- Born: 6 April 1998 (age 28) Kukmor, Tatarstan, Russia
- Height: 1.63 m (5 ft 4 in)
- Weight: 62 kg (137 lb; 9 st 11 lb)
- Position: Forward
- Shoots: Left
- PWHL team Former teams: Ottawa Charge Dynamo-Neva St. Petersburg; SK Gorny; Arktik-Universitet Ukhta;
- National team: Russia
- Playing career: 2013–present
- Medal record
World Championship
| Bronze medal – third place | 2016 Kamloops |  |
Universiade
| Gold medal – first place | 2019 Krasnoyarsk | Ice hockey |
| Gold medal – first place | 2017 Astana-Almaty | Ice hockey |

= Fanuza Kadirova =

Russian ice hockey player (born 1998)

Fanuza Fahimovna Kadirova (Фануза Фахимовна Кадирова; born 6 April 1998) is a Russian professional ice hockey player for the Ottawa Charge of the Professional Women's Hockey League (PWHL) and member of the Russian national team.

==Playing career==
Kadirova debuted in the Russian Women's Hockey League (RWHL) with Arktik-Universitet Ukhta during the 2013–14 season. She remained with the team as the league was reconfigured into the Zhenskaya Hockey League (ZhHL) from the 2015–16 season and the team became SK Gorny in 2018.

Ahead of the 2020–21 ZhHL season, she signed with Dynamo-Neva Saint Petersburg.

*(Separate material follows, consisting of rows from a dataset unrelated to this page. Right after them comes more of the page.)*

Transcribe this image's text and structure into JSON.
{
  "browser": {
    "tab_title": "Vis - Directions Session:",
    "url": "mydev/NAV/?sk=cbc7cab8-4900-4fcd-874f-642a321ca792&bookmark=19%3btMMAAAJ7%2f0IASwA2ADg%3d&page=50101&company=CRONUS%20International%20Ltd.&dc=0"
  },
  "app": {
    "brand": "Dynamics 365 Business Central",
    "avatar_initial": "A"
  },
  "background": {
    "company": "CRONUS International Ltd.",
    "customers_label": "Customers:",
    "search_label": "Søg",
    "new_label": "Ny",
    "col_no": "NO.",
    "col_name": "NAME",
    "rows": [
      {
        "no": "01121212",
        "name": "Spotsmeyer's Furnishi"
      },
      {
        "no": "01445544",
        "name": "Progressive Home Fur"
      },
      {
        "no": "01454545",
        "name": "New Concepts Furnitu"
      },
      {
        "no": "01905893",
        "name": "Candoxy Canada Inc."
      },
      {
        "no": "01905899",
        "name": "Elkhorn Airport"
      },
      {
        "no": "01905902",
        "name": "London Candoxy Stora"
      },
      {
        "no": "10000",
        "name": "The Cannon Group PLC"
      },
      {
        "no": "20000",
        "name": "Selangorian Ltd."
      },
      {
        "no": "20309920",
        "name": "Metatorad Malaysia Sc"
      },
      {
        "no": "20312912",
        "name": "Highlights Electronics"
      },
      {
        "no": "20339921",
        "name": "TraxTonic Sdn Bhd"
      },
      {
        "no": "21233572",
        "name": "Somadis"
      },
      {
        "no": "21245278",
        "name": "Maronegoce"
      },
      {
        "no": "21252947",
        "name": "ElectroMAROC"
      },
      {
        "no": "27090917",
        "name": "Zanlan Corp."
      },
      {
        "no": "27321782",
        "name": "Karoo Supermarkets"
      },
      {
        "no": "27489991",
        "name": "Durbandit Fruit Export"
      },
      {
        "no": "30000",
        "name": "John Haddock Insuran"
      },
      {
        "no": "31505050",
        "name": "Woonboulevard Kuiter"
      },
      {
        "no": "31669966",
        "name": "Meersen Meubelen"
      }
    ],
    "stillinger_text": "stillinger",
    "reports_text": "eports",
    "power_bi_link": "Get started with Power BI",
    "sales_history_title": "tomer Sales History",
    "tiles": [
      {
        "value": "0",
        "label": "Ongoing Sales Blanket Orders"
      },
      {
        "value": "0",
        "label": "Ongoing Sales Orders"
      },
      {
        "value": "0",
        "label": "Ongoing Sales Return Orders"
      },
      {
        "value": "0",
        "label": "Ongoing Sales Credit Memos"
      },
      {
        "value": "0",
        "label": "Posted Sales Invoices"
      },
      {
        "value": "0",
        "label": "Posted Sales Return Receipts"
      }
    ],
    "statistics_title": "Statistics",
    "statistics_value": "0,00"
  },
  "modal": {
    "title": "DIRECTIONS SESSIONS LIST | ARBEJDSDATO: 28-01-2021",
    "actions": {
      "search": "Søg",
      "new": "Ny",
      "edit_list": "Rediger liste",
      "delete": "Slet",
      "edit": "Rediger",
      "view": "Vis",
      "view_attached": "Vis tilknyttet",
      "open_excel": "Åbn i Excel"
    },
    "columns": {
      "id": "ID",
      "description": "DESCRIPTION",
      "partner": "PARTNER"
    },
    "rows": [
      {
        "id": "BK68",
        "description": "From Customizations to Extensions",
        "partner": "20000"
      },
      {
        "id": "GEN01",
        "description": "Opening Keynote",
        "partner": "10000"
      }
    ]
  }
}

Kadirova was drafted in the sixth round, 45th overall, by the Ottawa Charge in the 2025 PWHL Draft. On 14 July 2025, both Kadirova and compatriot Anna Shokhina signed one-year contracts with the Charge for the 2025–26 season, becoming the first Russian players to sign in the PWHL.

==International play==
Kadirova has represented Russia at five IIHF Women's World Championships (2015, 2016, 2017, 2019, 2021) and at two Universiades, winning gold in both 2017 and 2019. At the 2018 Winter Olympics, she participated in the women’s ice hockey tournament with the Olympic Athletes from Russia team.